For LGBTQ+ people in America, 2022 marked a year filled with fear and uncertainty as the right introduced a record number of anti-LGBTQ+ bills. In 2023, these anxieties spiked as some of these proposed bills turned into reality.

In the 2023 legislative session alone, Republican state legislators introduced more than 100 bills seeking to restrict LGTBQ+ people’s freedoms and rights. The driving force behind these bills is the discomfort and disdain for individual expression existing outside of the conventional gender norms. While the right has long attacked the LGBTQ+ community, they have now turned to children to drive their moral crusades forward, portraying themselves as saviors of the children. 

The right is controlling the future of the LGBTQ+ community in the most important place for children’s future — the classroom. In March 2022, Florida passed the “Don’t Say Gay” bill. A month later, Alabama lawmakers passed a sweeping package of anti-LGBTQ+ legislation prohibiting discussions on sexual orientation and gender identity in classrooms for grades K-5. Following this legislation, a wave of book bannings targeted queer children’s lit. Many of these legislative packages have been referred to as the “Parents Bill of Rights,” proving it was never about the children to begin with.

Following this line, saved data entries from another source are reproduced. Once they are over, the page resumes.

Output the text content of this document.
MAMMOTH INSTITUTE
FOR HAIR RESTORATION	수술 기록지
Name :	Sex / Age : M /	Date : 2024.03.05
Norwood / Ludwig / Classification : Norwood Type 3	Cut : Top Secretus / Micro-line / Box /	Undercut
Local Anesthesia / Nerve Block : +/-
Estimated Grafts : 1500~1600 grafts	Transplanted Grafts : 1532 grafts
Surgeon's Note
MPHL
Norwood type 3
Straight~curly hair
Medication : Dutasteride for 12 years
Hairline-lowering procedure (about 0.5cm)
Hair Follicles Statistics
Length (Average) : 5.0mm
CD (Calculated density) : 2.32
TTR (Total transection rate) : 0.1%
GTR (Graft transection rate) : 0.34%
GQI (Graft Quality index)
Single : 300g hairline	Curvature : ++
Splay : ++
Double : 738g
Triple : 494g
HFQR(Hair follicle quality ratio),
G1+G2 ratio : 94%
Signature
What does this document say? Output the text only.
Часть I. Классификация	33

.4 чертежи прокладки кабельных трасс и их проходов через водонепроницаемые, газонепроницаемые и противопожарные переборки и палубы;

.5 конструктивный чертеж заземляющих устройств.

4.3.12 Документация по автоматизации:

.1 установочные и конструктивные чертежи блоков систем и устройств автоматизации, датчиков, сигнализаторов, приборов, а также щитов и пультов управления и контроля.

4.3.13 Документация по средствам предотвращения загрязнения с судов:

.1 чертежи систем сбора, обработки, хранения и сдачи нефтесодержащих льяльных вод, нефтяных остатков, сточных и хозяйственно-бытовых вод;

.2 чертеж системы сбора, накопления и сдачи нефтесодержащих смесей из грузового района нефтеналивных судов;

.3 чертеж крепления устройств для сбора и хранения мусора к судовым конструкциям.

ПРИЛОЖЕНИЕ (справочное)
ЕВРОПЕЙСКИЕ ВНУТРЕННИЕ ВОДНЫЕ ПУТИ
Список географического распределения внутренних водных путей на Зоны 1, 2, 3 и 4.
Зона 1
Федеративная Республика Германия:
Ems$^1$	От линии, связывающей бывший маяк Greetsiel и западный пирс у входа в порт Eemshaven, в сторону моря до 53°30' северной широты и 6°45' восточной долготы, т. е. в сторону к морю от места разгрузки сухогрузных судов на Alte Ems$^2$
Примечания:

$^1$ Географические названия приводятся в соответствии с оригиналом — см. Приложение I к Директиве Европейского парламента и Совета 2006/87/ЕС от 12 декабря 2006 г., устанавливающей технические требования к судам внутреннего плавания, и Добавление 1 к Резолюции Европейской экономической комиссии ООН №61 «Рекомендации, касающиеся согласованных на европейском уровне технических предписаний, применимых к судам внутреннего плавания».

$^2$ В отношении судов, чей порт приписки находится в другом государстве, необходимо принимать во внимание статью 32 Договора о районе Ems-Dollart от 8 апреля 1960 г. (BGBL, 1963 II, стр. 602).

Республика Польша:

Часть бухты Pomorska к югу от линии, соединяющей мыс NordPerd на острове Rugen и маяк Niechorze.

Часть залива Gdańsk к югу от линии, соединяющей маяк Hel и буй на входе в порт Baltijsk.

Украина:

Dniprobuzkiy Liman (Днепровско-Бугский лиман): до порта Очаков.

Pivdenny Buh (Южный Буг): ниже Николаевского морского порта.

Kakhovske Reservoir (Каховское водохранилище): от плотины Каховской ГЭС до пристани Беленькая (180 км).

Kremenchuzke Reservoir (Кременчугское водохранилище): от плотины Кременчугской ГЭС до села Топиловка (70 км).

The “protecting the kids” argument has reared its ugly head as the surge of book bans spread like wildfire in the United States, ripping acclaimed works off school library shelves. The “Don’t Say Gay” bill, criticism of trans athletes and charges against gender-affirming childcare are all supported by the GOP’s affirmation that they have children’s best interests at heart. 

The most recent line of attack focuses on drag performances, a long-celebrated form of self-expression for those within the LGBTQ+ community. Tennessee was the first state to pass a bill barring “adult cabaret” performances that were “harmful to minors” with other states following. Tennessee Governor Bill Lee claimed that drag shows “sexualized entertainment in front of children.” 

In Texas, four proposed bills would place drag venues in the same explicit category as adult movie theaters and strip clubs. Florida Governor Ron Desantis even suggested he could order his state’s child protective services department to investigate parents who take their own children to drag performances. “That is not something that children should be exposed to,” said DeSantis. If the right is able to restrict or ban drag performances, other bans on queer expression will likely follow

The GOP continually attempts to lump drag performance in the same camps as pornography and strip clubs, but by doing so they ignore the fact that drag performers offer a more empathetic space to children than those legislating to “protect” them. But calling drag performance “sexualized entertainment” is part of the right’s long history of villainizing queerness to control it, all with the goal of making queerness invisible to the public. By stoking parental fears, the GOP can cast themselves as saviors of children, allowing them to dominate public spaces on the behalf of minors and prevent these gender-nonconforming spaces from forming.

By forcing trans and queer individuals out of the public eye, children who could possibly identify as a member of the LGBTQ+ community will never have the role models necessary to live their futures as themselves. A lack of representation is especially harmful to the trans community, as many already struggle with imagining a future for themselves due to lack of resources and visibility. Of course, invisibility is the goal of the GOP. As the use of different pronouns and increased visibility of non-binary people have become part of our present-day life, the GOP has focused its agenda on preventing a queer future.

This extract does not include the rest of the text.